Hoje, enquanto escrevo estas linhas, Jorge Enrique Adoum está, pelo que sei, morto e enterrado. Em Quito, na Arvore da Vida da Capela do Homem. Mas quem está morto e enterrado num sítio com um nome assim, é bem possível que esteja apenas alheado da realidade e imerso na fantasia. Não sei, nem adivinho. Talvez Mago Jefa tivesse algo a dizer sobre o assunto. Antes de morrer, Jorge traduziu muita da obra de Fernando Pessoa para castelhano. Teve tempo para voltar para o seu país pacificado e receber o Premio Nacional de Cultura Eugenio Espejo, a mais alta recompensa cultural do governo equatoriano, pelo conjunto de sua obra. Feliz, sentava-se nas bancadas do Estadio Liga Deportiva Universitaria, no Barrio de Ponciano Bajo, Av. Diego de Vásquez, mais conhecido por La Casa Blanca, e torcia livre e ruidosamente pelo Liga Deportiva Universitaria, nome certo para um clube amado por um poeta. Escreveu sempre, sempre, até deixar definitivamente de respirar, ele que respirava escrita: “Por lo menos con esto me distraigo/me corrijo la vida como debió haber sido/hago cuentas de cuánto debo irme/para no estar conmigo en otra parte/escondiendo analgésicas teorías/olvidando soluciones criminalmente justas/manuscritos de la tempestad al fin y al cabo/con lo demás no hay cómo son las piedras honestas/del que no fui y seguí siendo otras veces/del que quise nacerme sin mancha de pasado…”.
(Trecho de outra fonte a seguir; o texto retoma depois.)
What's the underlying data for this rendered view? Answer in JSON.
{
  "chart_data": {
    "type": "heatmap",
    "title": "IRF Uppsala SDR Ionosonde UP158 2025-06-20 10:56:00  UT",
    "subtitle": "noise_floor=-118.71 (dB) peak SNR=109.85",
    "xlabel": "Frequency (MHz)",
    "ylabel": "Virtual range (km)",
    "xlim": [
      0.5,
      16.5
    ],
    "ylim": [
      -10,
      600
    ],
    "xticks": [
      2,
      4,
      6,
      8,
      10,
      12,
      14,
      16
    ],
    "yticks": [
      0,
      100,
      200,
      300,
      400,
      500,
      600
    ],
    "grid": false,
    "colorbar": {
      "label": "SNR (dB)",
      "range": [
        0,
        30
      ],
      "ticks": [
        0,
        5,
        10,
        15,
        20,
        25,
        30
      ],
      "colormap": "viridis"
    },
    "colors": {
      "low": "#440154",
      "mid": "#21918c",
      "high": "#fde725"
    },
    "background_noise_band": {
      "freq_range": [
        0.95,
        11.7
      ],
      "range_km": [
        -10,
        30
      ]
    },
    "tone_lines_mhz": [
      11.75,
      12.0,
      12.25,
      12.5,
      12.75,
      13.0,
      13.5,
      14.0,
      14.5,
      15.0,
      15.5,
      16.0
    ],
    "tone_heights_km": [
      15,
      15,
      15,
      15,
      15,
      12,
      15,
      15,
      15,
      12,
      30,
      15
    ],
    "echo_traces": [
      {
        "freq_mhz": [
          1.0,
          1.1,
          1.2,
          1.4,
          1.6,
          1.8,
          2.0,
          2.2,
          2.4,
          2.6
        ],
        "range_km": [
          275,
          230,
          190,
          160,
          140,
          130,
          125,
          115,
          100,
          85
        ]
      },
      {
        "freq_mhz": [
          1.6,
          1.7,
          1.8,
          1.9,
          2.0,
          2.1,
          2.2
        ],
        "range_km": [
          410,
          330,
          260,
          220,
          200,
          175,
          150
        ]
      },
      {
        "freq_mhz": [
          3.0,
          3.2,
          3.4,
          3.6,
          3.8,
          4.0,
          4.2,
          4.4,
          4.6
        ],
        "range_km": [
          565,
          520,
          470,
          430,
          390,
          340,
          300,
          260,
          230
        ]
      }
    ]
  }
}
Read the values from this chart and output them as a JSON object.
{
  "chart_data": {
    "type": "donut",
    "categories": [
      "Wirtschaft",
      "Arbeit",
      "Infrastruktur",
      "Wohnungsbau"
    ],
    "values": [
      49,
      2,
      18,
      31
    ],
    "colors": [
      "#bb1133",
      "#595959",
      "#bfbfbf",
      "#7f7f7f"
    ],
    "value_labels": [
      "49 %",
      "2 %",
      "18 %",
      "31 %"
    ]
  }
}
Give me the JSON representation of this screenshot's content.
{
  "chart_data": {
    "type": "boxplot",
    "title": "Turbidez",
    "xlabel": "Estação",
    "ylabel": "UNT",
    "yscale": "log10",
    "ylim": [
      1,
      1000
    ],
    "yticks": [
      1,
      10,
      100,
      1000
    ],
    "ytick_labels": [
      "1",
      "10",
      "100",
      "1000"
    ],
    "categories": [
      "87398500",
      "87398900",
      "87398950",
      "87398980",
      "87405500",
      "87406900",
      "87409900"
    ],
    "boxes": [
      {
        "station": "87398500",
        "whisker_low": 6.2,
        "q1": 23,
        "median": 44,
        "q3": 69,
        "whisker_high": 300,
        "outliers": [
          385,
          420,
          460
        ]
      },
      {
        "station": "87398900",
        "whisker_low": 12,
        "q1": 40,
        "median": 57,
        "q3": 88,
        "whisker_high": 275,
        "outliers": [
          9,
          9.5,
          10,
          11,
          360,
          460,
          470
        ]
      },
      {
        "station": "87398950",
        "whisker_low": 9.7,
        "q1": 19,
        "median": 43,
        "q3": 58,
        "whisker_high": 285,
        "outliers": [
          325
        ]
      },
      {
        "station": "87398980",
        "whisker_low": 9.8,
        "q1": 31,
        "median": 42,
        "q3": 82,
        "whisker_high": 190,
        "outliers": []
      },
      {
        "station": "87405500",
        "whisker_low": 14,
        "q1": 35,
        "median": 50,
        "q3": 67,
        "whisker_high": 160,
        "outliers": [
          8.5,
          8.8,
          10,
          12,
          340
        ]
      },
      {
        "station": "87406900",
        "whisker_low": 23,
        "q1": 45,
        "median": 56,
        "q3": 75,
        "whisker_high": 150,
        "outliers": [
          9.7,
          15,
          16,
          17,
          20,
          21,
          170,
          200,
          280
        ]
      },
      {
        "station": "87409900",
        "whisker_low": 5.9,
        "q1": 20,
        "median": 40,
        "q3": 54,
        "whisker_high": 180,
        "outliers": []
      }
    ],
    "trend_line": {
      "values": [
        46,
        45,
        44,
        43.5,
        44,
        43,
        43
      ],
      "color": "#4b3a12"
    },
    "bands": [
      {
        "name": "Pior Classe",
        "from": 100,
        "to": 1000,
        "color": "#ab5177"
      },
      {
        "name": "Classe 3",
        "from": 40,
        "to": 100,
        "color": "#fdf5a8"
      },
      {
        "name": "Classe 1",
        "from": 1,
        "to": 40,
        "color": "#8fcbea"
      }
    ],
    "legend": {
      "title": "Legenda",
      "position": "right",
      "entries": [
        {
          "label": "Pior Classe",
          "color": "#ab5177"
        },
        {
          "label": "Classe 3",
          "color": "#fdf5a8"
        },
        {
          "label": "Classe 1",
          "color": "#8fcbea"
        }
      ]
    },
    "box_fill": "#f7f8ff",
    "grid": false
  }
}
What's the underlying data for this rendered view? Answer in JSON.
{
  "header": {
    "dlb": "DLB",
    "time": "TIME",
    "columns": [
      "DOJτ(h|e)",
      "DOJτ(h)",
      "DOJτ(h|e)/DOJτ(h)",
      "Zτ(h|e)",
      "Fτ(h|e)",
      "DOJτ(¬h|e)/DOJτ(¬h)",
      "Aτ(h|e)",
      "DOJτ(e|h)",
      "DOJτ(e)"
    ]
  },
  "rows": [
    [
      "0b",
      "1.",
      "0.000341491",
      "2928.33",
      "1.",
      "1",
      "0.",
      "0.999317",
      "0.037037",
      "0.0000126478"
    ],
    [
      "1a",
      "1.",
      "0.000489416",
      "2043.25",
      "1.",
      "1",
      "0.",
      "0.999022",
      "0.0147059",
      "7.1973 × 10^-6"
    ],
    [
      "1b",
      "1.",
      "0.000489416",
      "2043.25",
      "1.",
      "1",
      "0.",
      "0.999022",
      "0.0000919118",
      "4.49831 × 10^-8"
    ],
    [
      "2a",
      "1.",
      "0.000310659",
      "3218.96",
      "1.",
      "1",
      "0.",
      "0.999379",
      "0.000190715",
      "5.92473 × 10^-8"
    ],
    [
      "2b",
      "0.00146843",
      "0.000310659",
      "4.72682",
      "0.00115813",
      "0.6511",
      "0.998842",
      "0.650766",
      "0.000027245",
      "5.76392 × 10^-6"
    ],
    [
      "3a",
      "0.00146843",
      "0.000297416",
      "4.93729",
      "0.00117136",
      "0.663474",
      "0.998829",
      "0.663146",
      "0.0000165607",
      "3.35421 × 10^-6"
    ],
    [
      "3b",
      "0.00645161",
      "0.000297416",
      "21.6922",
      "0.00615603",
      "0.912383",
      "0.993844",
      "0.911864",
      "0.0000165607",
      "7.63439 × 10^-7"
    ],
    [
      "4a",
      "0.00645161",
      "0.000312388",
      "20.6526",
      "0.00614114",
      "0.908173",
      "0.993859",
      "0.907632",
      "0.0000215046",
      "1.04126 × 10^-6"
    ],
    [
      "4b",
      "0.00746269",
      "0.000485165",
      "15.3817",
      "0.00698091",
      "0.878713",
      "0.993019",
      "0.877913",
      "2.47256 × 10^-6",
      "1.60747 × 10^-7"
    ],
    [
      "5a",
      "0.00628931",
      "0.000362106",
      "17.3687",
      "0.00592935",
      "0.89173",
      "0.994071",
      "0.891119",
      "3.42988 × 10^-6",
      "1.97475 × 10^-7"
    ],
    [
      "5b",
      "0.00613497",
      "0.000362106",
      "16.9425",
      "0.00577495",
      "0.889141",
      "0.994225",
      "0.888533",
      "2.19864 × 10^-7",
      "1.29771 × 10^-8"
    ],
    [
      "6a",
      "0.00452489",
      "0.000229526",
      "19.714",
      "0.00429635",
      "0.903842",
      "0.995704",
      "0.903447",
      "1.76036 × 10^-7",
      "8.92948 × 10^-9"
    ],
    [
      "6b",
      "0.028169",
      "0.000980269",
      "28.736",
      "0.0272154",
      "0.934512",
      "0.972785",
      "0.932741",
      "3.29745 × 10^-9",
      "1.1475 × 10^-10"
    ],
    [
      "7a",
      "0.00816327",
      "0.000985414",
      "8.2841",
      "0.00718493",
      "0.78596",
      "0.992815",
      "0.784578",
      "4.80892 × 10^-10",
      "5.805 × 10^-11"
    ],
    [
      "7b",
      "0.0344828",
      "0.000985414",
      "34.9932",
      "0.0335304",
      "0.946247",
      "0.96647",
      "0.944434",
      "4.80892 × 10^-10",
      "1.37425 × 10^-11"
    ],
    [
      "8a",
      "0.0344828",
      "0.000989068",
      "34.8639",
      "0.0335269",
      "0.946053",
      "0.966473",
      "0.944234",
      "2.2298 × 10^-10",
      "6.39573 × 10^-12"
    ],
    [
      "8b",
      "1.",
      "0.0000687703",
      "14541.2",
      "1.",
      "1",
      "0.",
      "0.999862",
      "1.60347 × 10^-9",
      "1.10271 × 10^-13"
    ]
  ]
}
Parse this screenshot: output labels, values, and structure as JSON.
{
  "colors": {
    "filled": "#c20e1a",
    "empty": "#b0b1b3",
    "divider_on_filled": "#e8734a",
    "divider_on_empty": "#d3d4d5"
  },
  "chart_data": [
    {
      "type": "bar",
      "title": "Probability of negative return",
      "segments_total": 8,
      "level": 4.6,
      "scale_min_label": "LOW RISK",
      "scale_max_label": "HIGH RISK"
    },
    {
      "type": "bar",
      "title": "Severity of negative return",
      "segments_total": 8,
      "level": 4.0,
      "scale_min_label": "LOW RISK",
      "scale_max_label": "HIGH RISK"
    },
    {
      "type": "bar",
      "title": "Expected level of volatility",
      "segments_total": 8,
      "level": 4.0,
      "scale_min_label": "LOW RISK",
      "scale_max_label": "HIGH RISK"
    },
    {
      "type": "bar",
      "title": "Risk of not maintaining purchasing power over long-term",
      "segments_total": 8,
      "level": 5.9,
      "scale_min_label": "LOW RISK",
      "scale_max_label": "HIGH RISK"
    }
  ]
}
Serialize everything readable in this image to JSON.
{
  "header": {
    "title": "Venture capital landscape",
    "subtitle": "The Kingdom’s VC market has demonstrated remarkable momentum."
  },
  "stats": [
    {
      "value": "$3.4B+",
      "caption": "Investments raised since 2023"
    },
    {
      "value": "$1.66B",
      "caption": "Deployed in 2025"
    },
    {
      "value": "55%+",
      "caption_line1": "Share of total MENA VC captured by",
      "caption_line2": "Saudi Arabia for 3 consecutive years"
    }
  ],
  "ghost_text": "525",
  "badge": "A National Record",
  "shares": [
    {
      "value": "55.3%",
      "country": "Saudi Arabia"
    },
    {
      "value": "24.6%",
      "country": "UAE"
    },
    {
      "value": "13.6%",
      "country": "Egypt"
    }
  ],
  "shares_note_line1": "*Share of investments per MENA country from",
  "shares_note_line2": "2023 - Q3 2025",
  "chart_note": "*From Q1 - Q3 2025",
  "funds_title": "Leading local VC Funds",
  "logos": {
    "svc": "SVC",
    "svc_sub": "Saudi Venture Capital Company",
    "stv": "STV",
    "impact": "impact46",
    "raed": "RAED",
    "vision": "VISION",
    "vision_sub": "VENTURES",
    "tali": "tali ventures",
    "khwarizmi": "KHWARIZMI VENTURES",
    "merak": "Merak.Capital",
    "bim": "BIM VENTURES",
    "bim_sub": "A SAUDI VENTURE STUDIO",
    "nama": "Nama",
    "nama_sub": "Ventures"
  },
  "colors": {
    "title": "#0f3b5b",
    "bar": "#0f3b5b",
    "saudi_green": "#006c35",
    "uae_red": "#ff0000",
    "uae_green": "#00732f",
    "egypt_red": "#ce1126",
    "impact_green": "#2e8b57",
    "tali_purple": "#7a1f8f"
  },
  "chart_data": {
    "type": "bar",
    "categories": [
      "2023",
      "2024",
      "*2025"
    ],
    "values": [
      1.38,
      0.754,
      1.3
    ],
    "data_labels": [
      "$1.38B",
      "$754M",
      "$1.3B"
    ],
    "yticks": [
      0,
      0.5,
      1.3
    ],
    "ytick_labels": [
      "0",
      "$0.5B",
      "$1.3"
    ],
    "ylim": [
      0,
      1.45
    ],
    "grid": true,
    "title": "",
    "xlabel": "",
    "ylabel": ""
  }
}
Jorge era um adepto sem vergonha e não se continha nos gritos. Fosse para assanhar os jogadores da sua equipa fosse para apequenar os adversários. Poeta que é poeta não aceita limites à liberdade do dizer. Uma vez, furioso com um árbitro berrou: “Hijo de puta!”. A seu lado, um amigo bem intencionado segredou-lhe que, pelo que lera no jornal, a mãe do árbitro morrera dois dias antes. Então Jorge, piedoso, redimiu-se e voltou a berrar: “Huérfano de puta!”